Rinnegarsi per integrarsi: una storia che non cambia mai

Natasha Solomons è un’apprezzata scrittrice inglese, la sua famiglia in passato è stata perseguitata dai nazisti e questa tragedia viene spesso trasposta nelle sue storie. “Un perfetto gentleman”, Neri Pozza, è il primo libro che leggo della Solonons ma mi dicono che “I Goldbaum” è un altro romanzo molto bello e quindi se preferite iniziare da quello per conoscere quest’autrice potete metterlo nella vostra wishlist.

Questo romanzo storico si apre con lo sbarco in Inghilterra della famiglia Rosenblum: Jack, Sadie e la piccola Elizabeth. I tre si sono trasferiti dalla Germania per via delle leggi razziali, sono scappati perché ebrei. Con una valigia di cartone, pochissimi soldi hanno lasciato il resto dei parenti in Germania: a loro non è stato concesso il passaporto e non sanno se li rivedranno mai.

A Jack Rosenblum viene consegnato, appena scesi dalla nave, un opuscolo su come diventare un perfetto inglese, sulle tradizioni ma anche sulle azioni quotidiane da compiere per integrarsi non dare fastidio ed essere accettato nonostante i pregiudizi sui tedeschi e sugli ebrei. Jack si impegna moltissimo e desidera più di ogni altra cosa diventare un vero inglese, un gentleman irriconoscibile rispetto al Jackob nato e cresciuto a Berlino.

Inizia a leggere il Times, obbliga Sadie a parlare l’inglese, prende lezioni e nonostante mille difficoltà cerca di seguire tutti i punti dell’opuscolo e addirittura ne aggiunge. Riesce ad aprire una fabbrica di moquette e ha molto successo. Jack è quasi del tutto soddisfatto solo una cosa non riesce a mandare giù: nessun club golfistico lo accetta. Jack sa benissimo che non lo accettano perché è ebreo e quindi decide di fondarne uno tutto suo: vende la casa a Londra prende la moglie e la porta nel Dorset in un vecchio casolare tutto da rifare con un grande appezzamento di terreno.

Sembra semplice costruire un campo da golf ma Jack incontra mille difficoltà non solo perché ebreo ma anche perché è un tipo puntiglioso vuole fare tutto a mano e Sadie non aiuta, Sadie vuole essere triste per i suoi cari persi, morti chissà dove, vive nei ricordi ma il Dorset, la campagna, le ricorda la sua infanzia e un po’ si addolcisce.

Questa è l’inizio di una storia che mi ha fatto tanto pensare.
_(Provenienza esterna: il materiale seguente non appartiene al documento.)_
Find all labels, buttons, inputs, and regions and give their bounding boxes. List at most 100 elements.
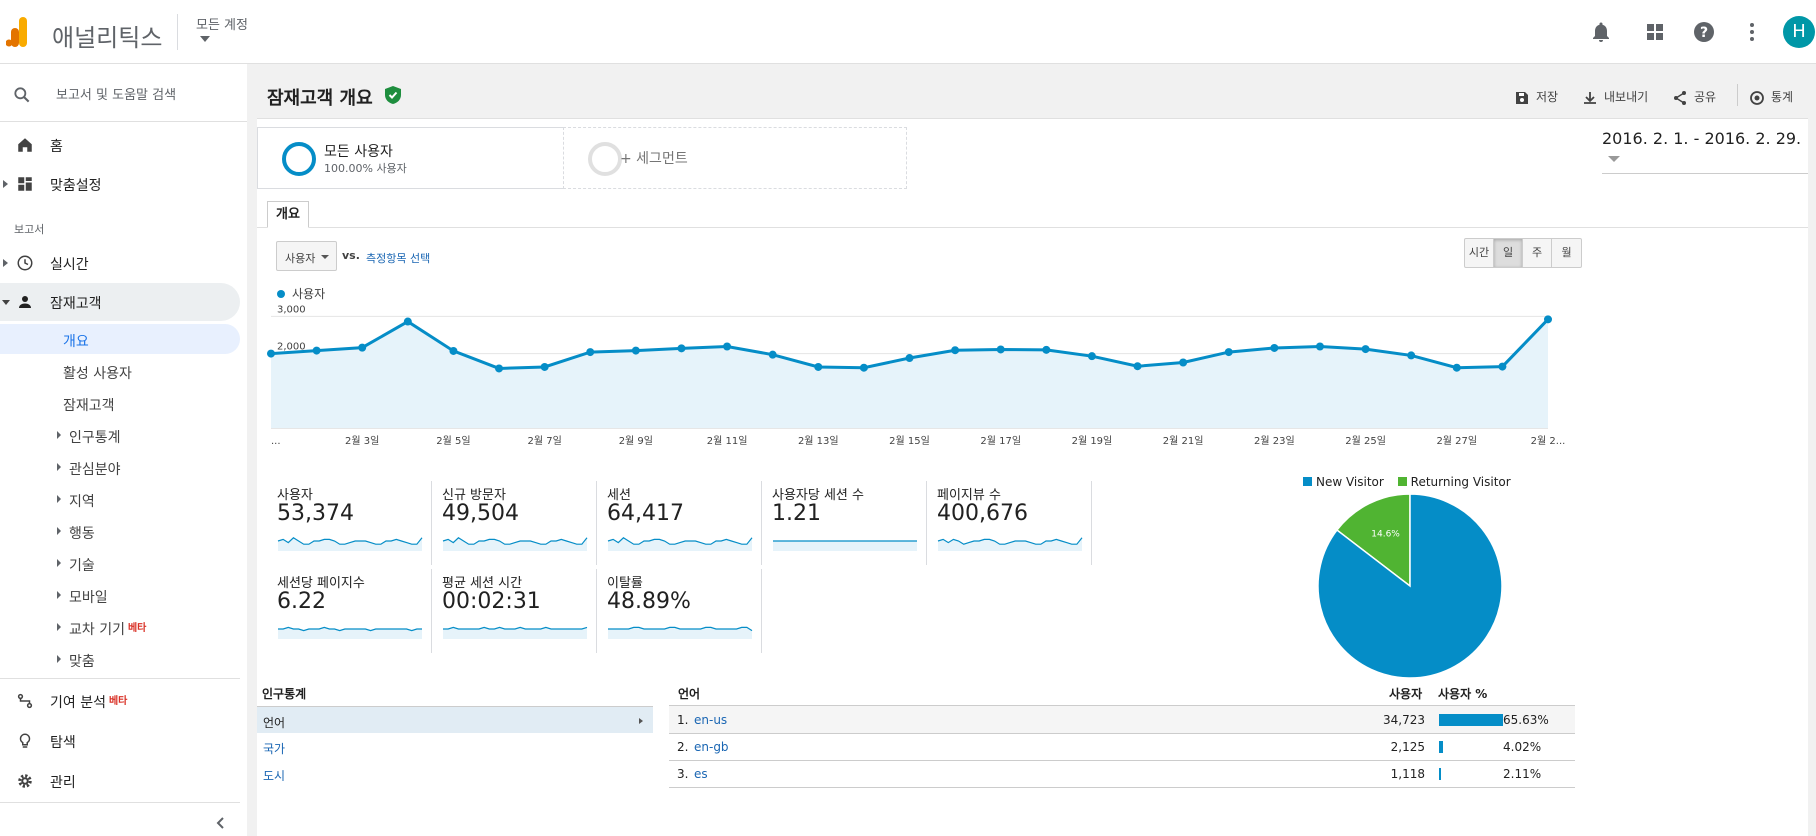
expand-arrow-icon xyxy=(57,463,61,471)
row-number: 3. xyxy=(677,767,689,781)
language-link[interactable]: es xyxy=(694,767,708,781)
sidebar-subitem-behavior[interactable]: 행동 xyxy=(0,516,240,546)
sidebar-item-discover[interactable]: 탐색 xyxy=(0,722,240,760)
analytics-logo[interactable] xyxy=(6,17,34,47)
tab-overview[interactable]: 개요 xyxy=(267,201,309,228)
demographics-item-label[interactable]: 국가 xyxy=(263,742,286,756)
demographics-item-country[interactable]: 국가 xyxy=(257,733,653,760)
sidebar-item-label: 맞춤설정 xyxy=(50,178,102,194)
date-range-picker[interactable]: 2016. 2. 1. - 2016. 2. 29. xyxy=(1602,129,1808,174)
x-tick-label: 2월 21일 xyxy=(1163,435,1204,447)
insights-button[interactable]: 통계 xyxy=(1749,88,1793,106)
legend-label: 사용자 xyxy=(292,287,326,301)
row-number: 1. xyxy=(677,713,689,727)
sidebar-subitem-custom[interactable]: 맞춤 xyxy=(0,644,240,674)
data-point xyxy=(677,344,686,353)
metric-sparkline xyxy=(278,626,422,639)
sidebar-subitem-cross-device[interactable]: 교차 기기 베타 xyxy=(0,612,240,642)
granularity-hour[interactable]: 시간 xyxy=(1465,239,1494,267)
avatar[interactable]: H xyxy=(1783,16,1815,48)
sidebar-item-label: 실시간 xyxy=(50,257,89,273)
sidebar-subitem-mobile[interactable]: 모바일 xyxy=(0,580,240,610)
sidebar-subitem-label: 인구통계 xyxy=(69,430,121,446)
data-point xyxy=(951,346,960,355)
expand-arrow-icon xyxy=(57,559,61,567)
table-divider xyxy=(669,705,1575,706)
demographics-item-language[interactable]: 언어 xyxy=(257,706,653,733)
table-divider xyxy=(669,760,1575,761)
chevron-down-icon[interactable] xyxy=(200,36,210,42)
save-button[interactable]: 저장 xyxy=(1514,88,1558,106)
metric-card[interactable]: 신규 방문자 49,504 xyxy=(442,481,597,565)
sidebar-subitem-overview[interactable]: 개요 xyxy=(0,324,240,354)
metric-card[interactable]: 이탈률 48.89% xyxy=(607,569,762,653)
legend-swatch-returning xyxy=(1397,477,1407,486)
segment-ring-icon xyxy=(588,142,622,176)
bell-icon[interactable] xyxy=(1589,20,1613,44)
metric-card[interactable]: 페이지뷰 수 400,676 xyxy=(937,481,1092,565)
date-range-text: 2016. 2. 1. - 2016. 2. 29. xyxy=(1602,129,1802,148)
sidebar: 보고서 및 도움말 검색 홈 맞춤설정 보고서 실시간 잠재고객 개요 활성 사… xyxy=(0,64,247,836)
granularity-day[interactable]: 일 xyxy=(1494,239,1523,267)
metric-divider xyxy=(1091,481,1092,565)
metric-dropdown[interactable]: 사용자 xyxy=(276,241,337,271)
metric-sparkline xyxy=(773,540,917,551)
account-selector-label[interactable]: 모든 계정 xyxy=(196,18,248,33)
sidebar-subitem-interests[interactable]: 관심분야 xyxy=(0,452,240,482)
data-point xyxy=(586,348,595,357)
users-value: 34,723 xyxy=(1383,713,1425,727)
sidebar-item-label: 탐색 xyxy=(50,735,76,751)
more-vert-icon[interactable] xyxy=(1740,20,1764,44)
segment-ring-icon xyxy=(282,142,316,176)
export-button[interactable]: 내보내기 xyxy=(1582,88,1648,106)
help-icon[interactable]: ? xyxy=(1692,20,1716,44)
sidebar-item-attribution[interactable]: 기여 분석 베타 xyxy=(0,682,240,720)
share-button[interactable]: 공유 xyxy=(1672,88,1716,106)
pie-slice-label: 14.6% xyxy=(1371,530,1400,540)
language-link[interactable]: en-gb xyxy=(694,740,729,754)
sidebar-item-realtime[interactable]: 실시간 xyxy=(0,244,240,282)
search-box[interactable]: 보고서 및 도움말 검색 xyxy=(0,64,247,122)
demographics-item-label[interactable]: 도시 xyxy=(263,769,286,783)
sidebar-subitem-label: 모바일 xyxy=(69,590,108,606)
metric-sparkline xyxy=(277,537,423,551)
sidebar-subitem-audiences[interactable]: 잠재고객 xyxy=(0,388,240,418)
language-link[interactable]: en-us xyxy=(694,713,728,727)
dashboard-icon xyxy=(18,177,32,191)
metric-card[interactable]: 세션당 페이지수 6.22 xyxy=(277,569,432,653)
collapse-sidebar-icon[interactable] xyxy=(214,816,228,830)
select-metric-link[interactable]: 측정항목 선택 xyxy=(366,252,431,265)
sidebar-subitem-geo[interactable]: 지역 xyxy=(0,484,240,514)
top-bar: 애널리틱스 모든 계정 ? H xyxy=(0,0,1816,64)
granularity-month[interactable]: 월 xyxy=(1561,246,1572,259)
metric-divider xyxy=(761,569,762,653)
data-point xyxy=(495,364,504,373)
data-point xyxy=(449,346,458,355)
apps-grid-icon[interactable] xyxy=(1643,20,1667,44)
data-point xyxy=(1224,348,1233,357)
sidebar-item-home[interactable]: 홈 xyxy=(0,126,240,164)
metric-card[interactable]: 세션 64,417 xyxy=(607,481,762,565)
sidebar-subitem-active-users[interactable]: 활성 사용자 xyxy=(0,356,240,386)
sidebar-subitem-technology[interactable]: 기술 xyxy=(0,548,240,578)
sidebar-item-admin[interactable]: 관리 xyxy=(0,762,240,800)
metric-card[interactable]: 평균 세션 시간 00:02:31 xyxy=(442,569,597,653)
share-icon xyxy=(1674,90,1686,105)
metric-card[interactable]: 사용자 53,374 xyxy=(277,481,432,565)
granularity-week[interactable]: 주 xyxy=(1523,239,1552,267)
visitor-type-pie-chart[interactable]: 14.6% 85.4% xyxy=(1315,491,1505,681)
segment-all-users[interactable]: 모든 사용자 100.00% 사용자 xyxy=(257,127,601,189)
expand-arrow-icon xyxy=(3,259,8,267)
sparkline-area xyxy=(608,537,752,551)
demographics-item-city[interactable]: 도시 xyxy=(257,760,653,787)
sparkline-area xyxy=(443,627,587,639)
pie-legend: New Visitor Returning Visitor xyxy=(1303,475,1511,489)
data-point xyxy=(358,343,367,352)
metric-card[interactable]: 사용자당 세션 수 1.21 xyxy=(772,481,927,565)
sidebar-subitem-demographics[interactable]: 인구통계 xyxy=(0,420,240,450)
sidebar-item-custom[interactable]: 맞춤설정 xyxy=(0,165,240,203)
sidebar-item-audience[interactable]: 잠재고객 xyxy=(0,283,240,321)
insights-label: 통계 xyxy=(1771,90,1794,104)
add-segment-button[interactable]: + 세그먼트 xyxy=(563,127,907,189)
Jack vuole perdere le sue radici, il suo accento forse anche i suoi ricordi, vorrebbe essere nato inglese non vorrebbe la doppia stigmate di essere ebreo ma anche un “crucco” durante la seconda Guerra Mondiale. Quanto si è pronti a sacrificarsi per essere come qualcun altro? Ma è giusto perdere ogni peculiarità in favore di un’integrazione totale? Cambiare il nome e il cognome in virtù di una pronuncia facilitata dai cittadini che li accolgono.

Sadie non è disposta a cedere ogni tradizione, non è una donna ostile, a lei piacciono gli inglese ed è grata all’Inghilterra per essere stata accolta ma rimane ferma con le sue ricette, quelle della sua Mutti, con le favole ambientate nella foresta nera, nelle imprecazioni in tedesco, nei rituali ebrei. Accetta che Jack si ostini a seguire le regole dell’opuscolo ma non si fa piegare, anzi prova a suo modo di trascinare suo marito a ripensare ad alcune tradizioni e a non barattare proprio ogni cosa in virtù di un’integrazione difficile e dolorosa.

Sappiamo che la Storia si ripete e anche questo tema non sempre portato alla luce, dalle mille sfaccettature, viene toccato dalla Solomons molto delicatamente, non entra nel merito, non fa politica e non dà giudizi lascia al lettore trarre le sue conclusioni e semina molti spunti per una riflessione profonda.

Non sempre i romanzi storici riescono a lasciare qualcosa se non più di una bella storia, in questo caso mi sento di dire che Natasha Solomons è riuscita a riportare una bella storia di amicizia, di Storia ma anche di inserire un valore aggiunto.